A California-based bug bounty program called HackerOne receives a membership fee from Uber. Many large companies employ bug bounty programs, in which ethical hackers are paid for finding defects. The Uber hacker talked with Sam Curry, one of the bug bounty hunters. He stated, “It appears like they have compromised several things.”
To limit the hacker’s access, Mr. Curry claimed to have spoken with much Uber personnel who stated that they were “trying to lock down everything inside.”
He stated that there was no evidence that the hacker had caused any harm or was interested in anything other than attention. According to Chris Evans, a chief hacking officer at HackerOne, “We’re in close communication with Uber’s security team, have shut down their data, and will continue to assist with their investigation.“
According to the New York Times, the hacker, who is 18 years old and has been honing his cyber-security abilities for some years, broke into the Uber servers because “their security was lax.“
The individual also said Uber drivers should be paid more in the Slack message that reported the incident. In cyber-security, “people are the weakest link,” and this incident demonstrates that it was an employee who was duped that let the hackers in.
Although the phrase is correct, it is also terribly cruel.
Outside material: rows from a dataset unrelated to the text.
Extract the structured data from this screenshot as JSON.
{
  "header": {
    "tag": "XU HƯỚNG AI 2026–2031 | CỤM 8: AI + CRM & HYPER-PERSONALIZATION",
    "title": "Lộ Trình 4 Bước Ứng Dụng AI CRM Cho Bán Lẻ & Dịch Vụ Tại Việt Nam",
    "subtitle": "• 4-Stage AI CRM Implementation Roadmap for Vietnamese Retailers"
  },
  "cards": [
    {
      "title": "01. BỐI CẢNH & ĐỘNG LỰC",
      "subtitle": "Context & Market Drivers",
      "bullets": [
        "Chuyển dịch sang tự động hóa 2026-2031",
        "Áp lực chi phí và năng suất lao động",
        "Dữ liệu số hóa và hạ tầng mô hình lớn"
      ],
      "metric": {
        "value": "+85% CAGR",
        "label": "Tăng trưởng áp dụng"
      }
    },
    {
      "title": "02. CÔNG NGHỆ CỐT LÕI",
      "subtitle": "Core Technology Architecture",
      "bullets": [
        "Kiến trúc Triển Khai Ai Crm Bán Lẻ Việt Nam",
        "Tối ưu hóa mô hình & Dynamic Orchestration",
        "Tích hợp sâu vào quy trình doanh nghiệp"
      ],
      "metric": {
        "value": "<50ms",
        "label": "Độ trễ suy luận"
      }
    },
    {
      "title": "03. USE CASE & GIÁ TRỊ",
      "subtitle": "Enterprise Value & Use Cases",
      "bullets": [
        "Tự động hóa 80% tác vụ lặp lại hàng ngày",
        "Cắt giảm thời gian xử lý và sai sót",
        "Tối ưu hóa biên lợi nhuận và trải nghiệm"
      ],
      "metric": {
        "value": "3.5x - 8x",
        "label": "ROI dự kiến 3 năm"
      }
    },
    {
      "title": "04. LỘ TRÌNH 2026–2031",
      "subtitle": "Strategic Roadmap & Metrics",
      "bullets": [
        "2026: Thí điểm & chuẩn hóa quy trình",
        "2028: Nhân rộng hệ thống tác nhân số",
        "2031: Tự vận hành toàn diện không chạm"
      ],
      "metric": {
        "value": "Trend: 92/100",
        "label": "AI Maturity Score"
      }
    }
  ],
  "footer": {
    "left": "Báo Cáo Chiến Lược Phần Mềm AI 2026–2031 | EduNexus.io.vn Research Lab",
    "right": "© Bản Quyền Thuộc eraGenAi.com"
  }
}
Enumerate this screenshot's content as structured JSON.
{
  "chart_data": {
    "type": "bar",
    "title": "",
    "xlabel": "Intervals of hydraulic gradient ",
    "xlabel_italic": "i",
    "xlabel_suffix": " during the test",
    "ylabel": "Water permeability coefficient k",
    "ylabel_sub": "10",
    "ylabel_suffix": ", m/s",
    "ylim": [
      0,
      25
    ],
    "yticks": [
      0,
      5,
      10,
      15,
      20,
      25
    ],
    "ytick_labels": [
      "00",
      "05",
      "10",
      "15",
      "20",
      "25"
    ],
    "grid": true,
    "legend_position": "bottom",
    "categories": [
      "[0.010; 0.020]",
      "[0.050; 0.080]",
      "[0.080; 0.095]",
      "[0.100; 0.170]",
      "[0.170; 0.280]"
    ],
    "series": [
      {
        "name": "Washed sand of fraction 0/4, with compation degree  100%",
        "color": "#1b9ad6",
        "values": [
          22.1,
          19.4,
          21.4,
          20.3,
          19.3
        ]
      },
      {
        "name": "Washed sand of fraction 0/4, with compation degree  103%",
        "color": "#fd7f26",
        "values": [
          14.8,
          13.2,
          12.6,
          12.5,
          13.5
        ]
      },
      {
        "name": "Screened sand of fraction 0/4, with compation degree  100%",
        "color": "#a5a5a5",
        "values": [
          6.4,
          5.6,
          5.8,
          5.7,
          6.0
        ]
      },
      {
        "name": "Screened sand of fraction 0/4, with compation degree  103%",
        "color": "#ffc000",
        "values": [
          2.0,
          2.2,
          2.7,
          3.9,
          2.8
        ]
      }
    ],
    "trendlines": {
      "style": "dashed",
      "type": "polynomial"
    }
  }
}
The more complete picture that is forming here demonstrates this hacker’s high level of motivation and expertise.
As has just been seen with the Okta, Microsoft, and Twitter hacks, inexperienced hackers with lots of free time and a carefree attitude may influence even the most cautious staff to commit cyber-security crimes. Just ask prominent ex-hacker Kevin Mitnick, who used sweet-talking to get past telephone networks in the 1970s, that this kind of hacking through social engineering is older than computers themselves.
The difference today is that hackers may combine their wits with highly developed, user-friendly tools to make their jobs even simpler.
Uber has had previous security lapses. It received criticism for failing to adequately report a 2016 data breach that affected 57 million users and drivers and for finally paying the hackers $100,000 to cover up the leak. Only in late 2017 did the public learn about it. Federal prosecutors in the U.S. have subsequently accused Joe Sullivan, the organization’s former security officer, of trying to cover up the event.
They claim Sullivan “instructed his team to keep informed of the 2016 hack tightly controlled.” Sullivan has refuted the charges. In addition to the felony obstruction and misprision charges that had already been filed against Sullivan, three more counts of wire fraud were handed down in December 2021. The superseding indictment said that Sullivan “supposedly arranged the delivery of a six-figure payment to two hackers in return for their quiet regarding the breach.”
Additionally, it stated that he “made purposeful measures to prevent anyone whose PII was taken from finding that the attack had happened and took steps to hide, distract, and mislead the U.S. Federal Trade Commission (FTC) about the data breach.”
Additionally, the most recent breach occurred while the criminal trial in Sullivan’s case began in the U.S. District Court in San Francisco.
In comparison to the breach in 2016, the compromise is unquestionably more significant, according to Kevin Reed, a chief information security officer at Acronis. “Hackers most likely already have access to any data Uber retains.”